Lingkaran persatuan yang ketiga, yang terbesar, adalah seluruh umat manusia. Di sini, kita dapat merenungkan karya Roh Kudus. Di dalam pokok anggur yaitu Kristus, Roh adalah getah yang menyebar ke seluruh ranting. Roh bertiup ke mana pun Ia mau, dan ke mana pun Ia ingin memulihkan persatuan. Ia mendorong kita untuk mengasihi tidak hanya orang-orang yang mengasihi kita dan sepikiran dengan kita, tetapi mengasihi semua orang, seperti yang diajarkan Yesus kepada kita. Ia memungkinkan kita untuk mengampuni musuh dan kesalahan yang telah kita tanggung. Ia mengilhami kita untuk aktif dan kreatif dalam kasih. Ia mengingatkan kita bahwa sesama kita bukan hanya mereka yang ambil bagian dalam nilai dan gagasan kita, serta kita dipanggil untuk menjadi sesama bagi semua, orang Samaria yang baik bagi umat manusia yang lemah, miskin dan, di zaman kita, sangat menderita.
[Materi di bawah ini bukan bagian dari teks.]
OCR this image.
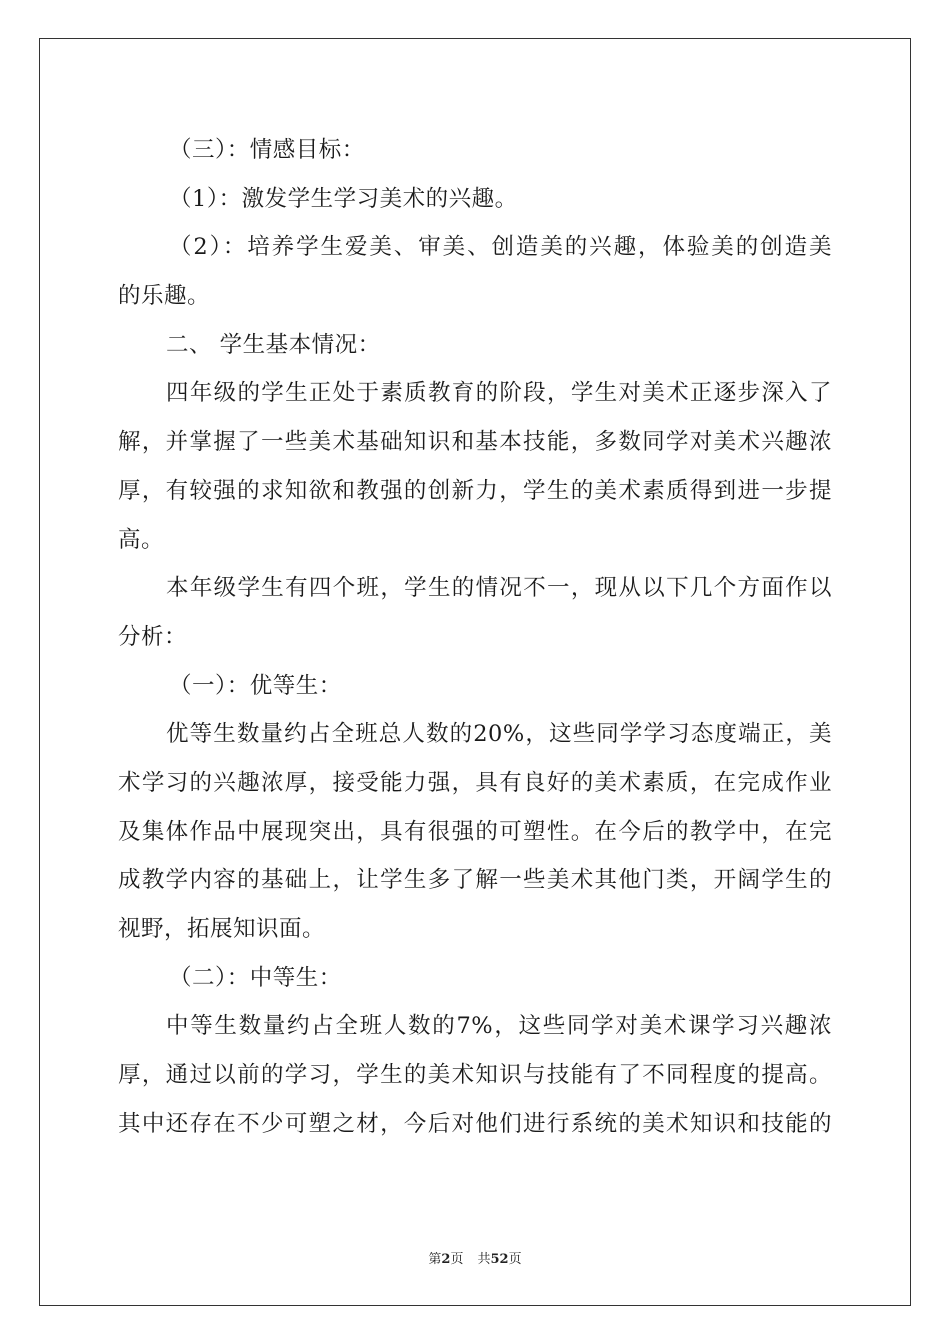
（三）：情感目标：
（1）：激发学生学习美术的兴趣。
（2）：培养学生爱美、审美、创造美的兴趣，体验美的创造美
的乐趣。
二、 学生基本情况：
四年级的学生正处于素质教育的阶段，学生对美术正逐步深入了
解，并掌握了一些美术基础知识和基本技能，多数同学对美术兴趣浓
厚，有较强的求知欲和教强的创新力，学生的美术素质得到进一步提
高。
本年级学生有四个班，学生的情况不一，现从以下几个方面作以
分析：
（一）：优等生：
优等生数量约占全班总人数的20%，这些同学学习态度端正，美
术学习的兴趣浓厚，接受能力强，具有良好的美术素质，在完成作业
及集体作品中展现突出，具有很强的可塑性。在今后的教学中，在完
成教学内容的基础上，让学生多了解一些美术其他门类，开阔学生的
视野，拓展知识面。
（二）：中等生：
中等生数量约占全班人数的7%，这些同学对美术课学习兴趣浓
厚，通过以前的学习，学生的美术知识与技能有了不同程度的提高。
其中还存在不少可塑之材，今后对他们进行系统的美术知识和技能的
第2页 共52页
Umat manusia yang sedang terbaring di pinggir jalan dunia kita, yang ingin dibangunkan Allah dengan kasih sayang. Semoga Roh Kudus, sumber rahmat, membantu kita untuk hidup dalam kecuma-cumaan, mengasihi bahkan orang-orang yang tidak mengasihi kita pada gilirannya, karena melalui kasih yang murni dan tanpa pamrihlah Injil menghasilkan buah. Sebatang pohon dikenal dari buahnya : kasih kita yang tanpa pamrih akan dikenal jika kita merupakan bagian dari pokok anggur Yesus.

 

Dengan demikian, Roh Kudus mengajarkan kita tentang keberwujudan kasih untuk semua saudara dan saudari yang dengannya kita berbagi kemanusiaan yang sama, kemanusiaan yang ke dalamnya secara tak terpisahkan Kristus mempersatukan diri-Nya dengan mengatakan kepada kita bahwa kita akan selalu menemukan-Nya dalam diri orang-orang miskin dan orang-orang yang paling membutuhkan (bdk. Mat 25:31-45). Dengan bersama-sama melayani mereka, sekali lagi kita akan menyadari bahwa kita adalah saudara dan saudari, dan akan bertumbuh dalam persatuan. Roh, yang memperbarui muka bumi, juga mengilhami kita untuk merawat rumah kita bersama, membuat pilihan yang berani berkenaan dengan bagaimana kita hidup dan mengonsumsi, karena kebalikan dari buah yang limpah adalah eksploitasi, dan bagi kita, menyia-nyiakan sumber daya yang berharga sementara banyak sumber daya lainnya dirampas sangatlah memalukan.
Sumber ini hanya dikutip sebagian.